Я долго любовался ею. И очень огорчился, когда настала ее очередь идти на прослушивание. Через стенку я слышал ее проникновенную игру. Некоторые претенденты, заслышав ее исполнение, ушли сами. А остальных, упрямо дожидающихся своей очереди, попросил удалиться сам маэстро, выглянувший в приемную.
– Приходите завтра в это же время. Сегодня я никого больше слушать не буду. А лучше послезавтра.
Толпа рассосалась. И я остался в холле один.
– Вы тоже на прослушивание? Но я же сказал…
Музыкант не договорил. Вглядевшись, он подошел ко мне ближе.
– Скажите, мы с вами никогда прежде не встречались? – растерянно произнес он, продолжая разглядывать меня.
– Нет. Никогда.
– Но ваше лицо мне очень знакомо. Я определенно его видел раньше.
Он совсем не выглядел на свои шестьдесят лет. Энергичный, воодушевленный. Прямая противоположность старой развалине Войцеховскому.
– Я не имею никакого отношения к музыке. А играть я умею только на бирже, но никак не на фортепиано.
– Для этого тоже нужен талант, – сказал он и совсем уже по-дружески добавил: – Это очень хорошо, что вы ко мне зашли. Мы как раз сейчас собираем деньги на гонорар самым лучшим адвокатам Европы, чтобы они в суде развенчали одну фальшивку, которая может иметь для нас, евреев, ужасные последствия. Пойдемте, я вам ее покажу. Вас, кстати, как зовут?

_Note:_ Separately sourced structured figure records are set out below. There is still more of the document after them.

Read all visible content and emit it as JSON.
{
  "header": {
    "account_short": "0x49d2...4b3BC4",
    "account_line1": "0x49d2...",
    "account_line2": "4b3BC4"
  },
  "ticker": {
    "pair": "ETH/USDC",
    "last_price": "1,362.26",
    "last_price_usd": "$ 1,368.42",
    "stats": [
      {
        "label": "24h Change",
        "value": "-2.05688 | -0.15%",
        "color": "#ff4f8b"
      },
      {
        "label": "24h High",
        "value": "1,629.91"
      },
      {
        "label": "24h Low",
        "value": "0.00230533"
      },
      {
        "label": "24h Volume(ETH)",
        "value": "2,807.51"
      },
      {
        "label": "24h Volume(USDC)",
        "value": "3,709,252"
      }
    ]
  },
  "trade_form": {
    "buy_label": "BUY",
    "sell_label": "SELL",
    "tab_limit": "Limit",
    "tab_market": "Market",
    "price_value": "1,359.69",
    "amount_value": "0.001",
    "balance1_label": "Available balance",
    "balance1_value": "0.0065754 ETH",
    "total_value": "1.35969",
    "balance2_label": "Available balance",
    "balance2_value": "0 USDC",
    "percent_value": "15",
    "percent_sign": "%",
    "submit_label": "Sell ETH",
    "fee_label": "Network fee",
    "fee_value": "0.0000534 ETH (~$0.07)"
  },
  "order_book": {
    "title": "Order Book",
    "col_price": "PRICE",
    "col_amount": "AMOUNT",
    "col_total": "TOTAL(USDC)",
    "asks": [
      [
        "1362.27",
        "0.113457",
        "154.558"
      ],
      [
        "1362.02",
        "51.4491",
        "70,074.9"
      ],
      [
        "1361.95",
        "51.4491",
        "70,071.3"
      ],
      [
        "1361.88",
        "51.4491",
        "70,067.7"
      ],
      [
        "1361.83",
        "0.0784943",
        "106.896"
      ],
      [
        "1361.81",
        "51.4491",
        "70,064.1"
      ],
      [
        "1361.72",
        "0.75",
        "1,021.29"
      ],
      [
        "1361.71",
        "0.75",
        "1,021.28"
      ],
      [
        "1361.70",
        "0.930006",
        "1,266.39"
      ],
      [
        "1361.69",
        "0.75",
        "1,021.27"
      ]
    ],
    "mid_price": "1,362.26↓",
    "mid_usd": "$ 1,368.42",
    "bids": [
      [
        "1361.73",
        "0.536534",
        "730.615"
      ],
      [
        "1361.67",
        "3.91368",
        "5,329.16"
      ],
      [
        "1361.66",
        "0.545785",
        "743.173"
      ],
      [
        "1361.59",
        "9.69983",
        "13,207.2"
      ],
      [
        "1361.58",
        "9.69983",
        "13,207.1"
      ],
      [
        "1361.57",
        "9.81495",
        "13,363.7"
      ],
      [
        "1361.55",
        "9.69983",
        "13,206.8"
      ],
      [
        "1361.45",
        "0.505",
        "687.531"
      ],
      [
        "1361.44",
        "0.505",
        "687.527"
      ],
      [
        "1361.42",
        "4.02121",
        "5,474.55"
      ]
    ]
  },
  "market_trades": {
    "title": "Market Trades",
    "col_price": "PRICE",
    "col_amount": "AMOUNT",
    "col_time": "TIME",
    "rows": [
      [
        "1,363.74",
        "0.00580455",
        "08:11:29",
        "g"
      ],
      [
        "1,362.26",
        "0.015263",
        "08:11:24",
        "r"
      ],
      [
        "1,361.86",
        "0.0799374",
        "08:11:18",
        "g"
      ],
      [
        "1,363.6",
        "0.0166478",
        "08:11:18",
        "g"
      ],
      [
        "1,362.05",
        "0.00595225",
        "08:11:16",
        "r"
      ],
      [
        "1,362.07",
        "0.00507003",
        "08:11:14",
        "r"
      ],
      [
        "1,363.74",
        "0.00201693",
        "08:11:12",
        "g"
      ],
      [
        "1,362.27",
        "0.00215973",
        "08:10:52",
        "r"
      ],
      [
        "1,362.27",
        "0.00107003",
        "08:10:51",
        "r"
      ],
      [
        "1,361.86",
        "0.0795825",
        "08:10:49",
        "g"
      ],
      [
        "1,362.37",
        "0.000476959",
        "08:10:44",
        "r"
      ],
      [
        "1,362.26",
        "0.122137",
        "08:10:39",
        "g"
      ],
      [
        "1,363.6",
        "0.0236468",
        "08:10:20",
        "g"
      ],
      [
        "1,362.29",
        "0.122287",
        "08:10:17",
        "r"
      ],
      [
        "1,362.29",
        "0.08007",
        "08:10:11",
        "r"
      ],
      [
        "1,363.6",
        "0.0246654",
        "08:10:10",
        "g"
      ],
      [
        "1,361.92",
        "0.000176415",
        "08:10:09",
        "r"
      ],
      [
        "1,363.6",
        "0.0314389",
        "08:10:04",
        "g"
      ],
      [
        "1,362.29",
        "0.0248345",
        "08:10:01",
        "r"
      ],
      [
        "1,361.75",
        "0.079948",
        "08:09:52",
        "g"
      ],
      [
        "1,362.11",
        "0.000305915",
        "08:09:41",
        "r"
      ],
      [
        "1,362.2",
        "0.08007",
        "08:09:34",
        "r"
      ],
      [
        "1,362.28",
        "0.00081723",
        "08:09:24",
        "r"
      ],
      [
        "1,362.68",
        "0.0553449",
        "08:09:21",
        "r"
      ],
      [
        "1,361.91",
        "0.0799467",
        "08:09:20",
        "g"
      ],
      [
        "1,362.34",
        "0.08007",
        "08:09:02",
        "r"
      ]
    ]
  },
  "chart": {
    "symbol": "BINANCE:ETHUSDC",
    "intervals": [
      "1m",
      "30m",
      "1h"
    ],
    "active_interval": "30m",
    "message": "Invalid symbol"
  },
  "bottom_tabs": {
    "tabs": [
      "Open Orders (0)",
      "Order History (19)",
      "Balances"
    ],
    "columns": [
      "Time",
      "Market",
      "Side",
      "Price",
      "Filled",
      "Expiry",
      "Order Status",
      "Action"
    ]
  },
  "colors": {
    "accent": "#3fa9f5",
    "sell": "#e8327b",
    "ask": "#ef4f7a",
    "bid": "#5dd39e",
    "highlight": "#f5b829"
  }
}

Я представился. Он провел меня в свой кабинет. Кроме белого рояля и вертящегося стула здесь более ничего не было.
Белокурая девушка растерянно собирала с рояля свои ноты.
– Вот, познакомьтесь, пожалуйста. Это Пётр, он биржевой игрок. А это Тереза, очень талантливая пианистка. Ее ждет большое будущее, если она, конечно, будет много работать, – маэстро представил нас друг другу.
– Мой отец – тоже деловой человек. У него фабрика и несколько магазинов, – сказала Тереза, поддержав общий разговор.
Похоже, что я тоже произвел на нее впечатление.
– Вот она, эта фальшивка, которую мы хотим публично развенчать!
Я узнал бы эту книгу из тысячи. Гофман держал в руках «Протоколы сионских мудрецов».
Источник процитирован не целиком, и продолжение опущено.